Computerworld

NAB accelerates cloud migration

198 applications now running on cloud services
NAB acting CEO Philip Chronican

NAB acting CEO Philip Chronican

NAB has continued to slash its legacy application footprint and migrate systems to the cloud.

The bank today said that during the six months ended 31 March it moved 128 applications on to cloud services, with 198 of NAB’s applications now running on cloud infrastructure.

NAB has also dumped 192 IT legacy applications, 72 of them decommissioned during its first half. The bank has embraced a multi-cloud strategy, and has previously indicated it expects to move some of its core banking applications to Amazon Web Services by the end of 2019.

Over a three to five year period it expects 35 per cent of its applications to be running in the cloud, with 15 to 20 per cent legacy applications shut down.

NAB is midway through a three-year transformation program unveiled in late 2017. The bank said at the time it planned to shed some 6000 existing full-time equivalent positions (FTEs), while creating  2000 new FTEs in areas such data science, AI, robotics, automation, and digital.

Acting NAB CEO Philip Chronican told a half-year results briefing that the bank was “largely on track” with the program, achieving savings of $512 million. In total NAB aims to achieve savings in excess of a billion dollars by the end of the program.

The bank said it cut 627 FTEs during its first half as part of the program, bringing the total since FY17 to 2524.

“We remain on track for circa 6000 exits over the three years to September 2020,” chief financial officer Gary Lennon said. Total FTEs increased in the half, mainly reflecting increased temporary project and remediation staff as well as insourcing, he said.
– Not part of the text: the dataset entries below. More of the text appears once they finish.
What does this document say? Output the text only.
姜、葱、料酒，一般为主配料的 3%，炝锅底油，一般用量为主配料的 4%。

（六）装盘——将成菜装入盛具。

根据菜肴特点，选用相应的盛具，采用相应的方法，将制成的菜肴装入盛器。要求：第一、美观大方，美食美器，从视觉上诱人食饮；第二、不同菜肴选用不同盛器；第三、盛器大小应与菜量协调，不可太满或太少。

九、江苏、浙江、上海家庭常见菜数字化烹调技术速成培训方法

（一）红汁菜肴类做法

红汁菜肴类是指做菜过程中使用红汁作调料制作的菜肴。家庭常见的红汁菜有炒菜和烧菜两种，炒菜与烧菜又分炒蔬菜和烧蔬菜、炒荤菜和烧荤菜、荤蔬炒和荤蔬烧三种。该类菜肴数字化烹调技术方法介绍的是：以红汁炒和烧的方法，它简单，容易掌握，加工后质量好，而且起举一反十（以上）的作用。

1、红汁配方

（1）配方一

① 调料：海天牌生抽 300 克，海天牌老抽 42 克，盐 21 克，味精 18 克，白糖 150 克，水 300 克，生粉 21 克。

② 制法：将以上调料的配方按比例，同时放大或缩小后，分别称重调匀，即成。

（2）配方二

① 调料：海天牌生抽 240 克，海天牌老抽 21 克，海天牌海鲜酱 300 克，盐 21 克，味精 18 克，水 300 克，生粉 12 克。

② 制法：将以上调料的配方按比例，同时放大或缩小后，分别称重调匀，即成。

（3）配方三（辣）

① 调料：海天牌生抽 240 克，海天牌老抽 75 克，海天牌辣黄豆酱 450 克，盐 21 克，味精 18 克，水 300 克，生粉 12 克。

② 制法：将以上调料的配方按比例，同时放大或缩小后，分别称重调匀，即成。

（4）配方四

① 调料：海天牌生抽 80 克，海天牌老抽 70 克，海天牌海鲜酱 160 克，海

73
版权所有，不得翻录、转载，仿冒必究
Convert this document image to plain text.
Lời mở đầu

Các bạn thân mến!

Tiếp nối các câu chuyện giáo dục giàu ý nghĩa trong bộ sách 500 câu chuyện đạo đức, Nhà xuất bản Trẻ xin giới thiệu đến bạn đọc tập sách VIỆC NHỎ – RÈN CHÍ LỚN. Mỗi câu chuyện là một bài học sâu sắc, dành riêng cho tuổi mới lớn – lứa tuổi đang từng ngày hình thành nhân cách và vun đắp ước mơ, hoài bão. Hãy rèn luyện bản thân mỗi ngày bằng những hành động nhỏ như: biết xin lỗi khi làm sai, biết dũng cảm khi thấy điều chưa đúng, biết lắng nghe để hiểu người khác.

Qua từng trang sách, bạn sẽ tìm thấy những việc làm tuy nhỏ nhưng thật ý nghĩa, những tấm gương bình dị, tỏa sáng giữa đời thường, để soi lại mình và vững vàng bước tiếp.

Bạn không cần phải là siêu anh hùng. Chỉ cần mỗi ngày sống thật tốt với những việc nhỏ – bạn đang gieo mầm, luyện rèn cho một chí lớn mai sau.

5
Operating expenses were down 2 per cent in the half, with productivity savings of $122 million realised in 1H19, NAB said.

Tech and investment spend was up $99 million in the half, with increased spending on transformation, risk and compliance initiatives.

Reflecting the bank’s transformation efforts, since September 2017 product numbers have been reduced by 30 per cent, over-the-counter transactions have been reduced by 23 per cent, and call centre volumes are down 14 per cent.

NAB Internet Banking customers are up 11 per cent, with 21 per cent of NAB products now supporting digital origination (the bank has a target of 60 per cent eventually supporting digital origination).

NAB reported a statutory net profit of $2.69 billion for the half, up 4.3 per cent compared to the six months to 31 March 2018.